Booker Prize-Winning Author Salman Rushdie to Speak at Tulane University

Internationally acclaimed novelist Salman Rushdie will speak at Tulane University on Monday, April 7 at Dixon Auditorium at 7 p.m. This lecture is free and open to the public. Rushdie"s theme will be “Public Events, Private Lives: Literature and Politics in the Modern World.”

Rushdie is the celebrated author of nine novels including Midnight"s Children (1981), Shame (1983), The Satanic Verses (1988), The Moor"s Last Sigh (1995) and Shalimar the Clown (2005). In June 2008, Random House will publish his new book, The Enchantress of Florence. His work has won a host of international awards and, in 1993, Midnight"s Children was named “the Booker of the Bookers,” the best novel published in the twenty-five year history of Britain"s prestigious Booker Prize.

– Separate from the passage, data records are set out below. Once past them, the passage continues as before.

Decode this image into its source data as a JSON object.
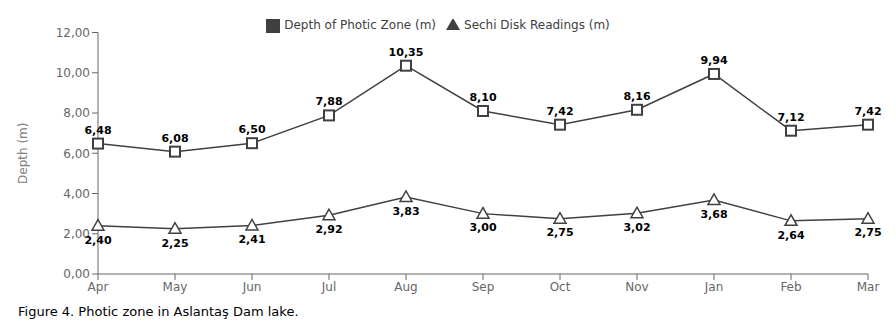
{
  "chart_data": {
    "type": "line",
    "caption": "Figure 4. Photic zone in Aslantaş Dam lake.",
    "ylabel": "Depth (m)",
    "categories": [
      "Apr",
      "May",
      "Jun",
      "Jul",
      "Aug",
      "Sep",
      "Oct",
      "Nov",
      "Jan",
      "Feb",
      "Mar"
    ],
    "series": [
      {
        "name": "Sechi Disk Readings (m)",
        "color": "#404040",
        "marker": "triangle",
        "values": [
          2.4,
          2.25,
          2.41,
          2.92,
          3.83,
          3.0,
          2.75,
          3.02,
          3.68,
          2.64,
          2.75
        ],
        "value_labels": [
          "2,40",
          "2,25",
          "2,41",
          "2,92",
          "3,83",
          "3,00",
          "2,75",
          "3,02",
          "3,68",
          "2,64",
          "2,75"
        ]
      },
      {
        "name": "Depth of Photic Zone (m)",
        "color": "#404040",
        "marker": "square",
        "values": [
          6.48,
          6.08,
          6.5,
          7.88,
          10.35,
          8.1,
          7.42,
          8.16,
          9.94,
          7.12,
          7.42
        ],
        "value_labels": [
          "6,48",
          "6,08",
          "6,50",
          "7,88",
          "10,35",
          "8,10",
          "7,42",
          "8,16",
          "9,94",
          "7,12",
          "7,42"
        ]
      }
    ],
    "ylim": [
      0,
      12
    ],
    "yticks": [
      {
        "value": 0,
        "label": "0,00"
      },
      {
        "value": 2,
        "label": "2,00"
      },
      {
        "value": 4,
        "label": "4,00"
      },
      {
        "value": 6,
        "label": "6,00"
      },
      {
        "value": 8,
        "label": "8,00"
      },
      {
        "value": 10,
        "label": "10,00"
      },
      {
        "value": 12,
        "label": "12,00"
      }
    ],
    "grid": false,
    "legend": "top",
    "data_labels": true
  }
}
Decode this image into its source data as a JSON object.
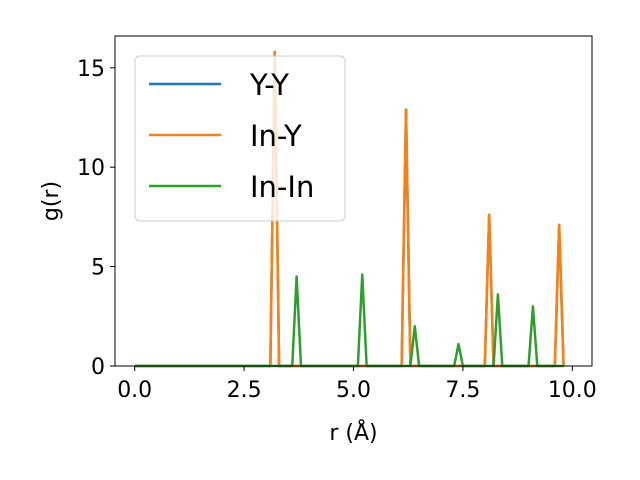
{
  "chart_data": {
    "type": "line",
    "xlabel": "r (Å)",
    "ylabel": "g(r)",
    "xlim": [
      -0.45,
      10.45
    ],
    "ylim": [
      0,
      16.6
    ],
    "xticks": [
      0.0,
      2.5,
      5.0,
      7.5,
      10.0
    ],
    "xtick_labels": [
      "0.0",
      "2.5",
      "5.0",
      "7.5",
      "10.0"
    ],
    "yticks": [
      0,
      5,
      10,
      15
    ],
    "ytick_labels": [
      "0",
      "5",
      "10",
      "15"
    ],
    "grid": false,
    "legend_position": "upper-left",
    "series": [
      {
        "name": "Y-Y",
        "color": "#1f77b4",
        "x": [
          0.0,
          3.1,
          3.2,
          3.3,
          6.1,
          6.2,
          6.3,
          8.0,
          8.1,
          8.2,
          9.6,
          9.7,
          9.8
        ],
        "y": [
          0,
          0,
          15.8,
          0,
          0,
          12.9,
          0,
          0,
          7.6,
          0,
          0,
          7.1,
          0
        ]
      },
      {
        "name": "In-Y",
        "color": "#ff7f0e",
        "x": [
          0.0,
          3.1,
          3.2,
          3.3,
          6.1,
          6.2,
          6.3,
          8.0,
          8.1,
          8.2,
          9.6,
          9.7,
          9.8
        ],
        "y": [
          0,
          0,
          15.8,
          0,
          0,
          12.9,
          0,
          0,
          7.6,
          0,
          0,
          7.1,
          0
        ]
      },
      {
        "name": "In-In",
        "color": "#2ca02c",
        "x": [
          0.0,
          3.6,
          3.7,
          3.8,
          5.1,
          5.2,
          5.3,
          6.3,
          6.4,
          6.5,
          7.3,
          7.4,
          7.5,
          8.2,
          8.3,
          8.4,
          9.0,
          9.1,
          9.2,
          9.8
        ],
        "y": [
          0,
          0,
          4.5,
          0,
          0,
          4.6,
          0,
          0,
          2.0,
          0,
          0,
          1.1,
          0,
          0,
          3.6,
          0,
          0,
          3.0,
          0,
          0
        ]
      }
    ]
  }
}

After the 1988 publication of the novel The Satanic Verses, Rushdie was condemned to death by the Ayatollah Khomeini for perceived blasphemies against Islam. He spent nearly a decade underground, appearing in public only sporadically, until the fatwa was revoked by Iran. In 2007, he was appointed a Knight Bachelor for “services to literature" by Queen Elizabeth II of Great Britain.

Rushdie"s visit to Tulane is the second in the Great Writers series sponsored by the Creative Writing Fund of the Department of English. Nobel Prize-winning novelist Toni Morrison was the inaugural visitor last spring. Established by an anonymous donor in 2006, the Creative Writing Fund is dedicated to enhancing Tulane"s undergraduate creative program and developing stimulating literary programming that benefits both Tulane and the New Orleans community.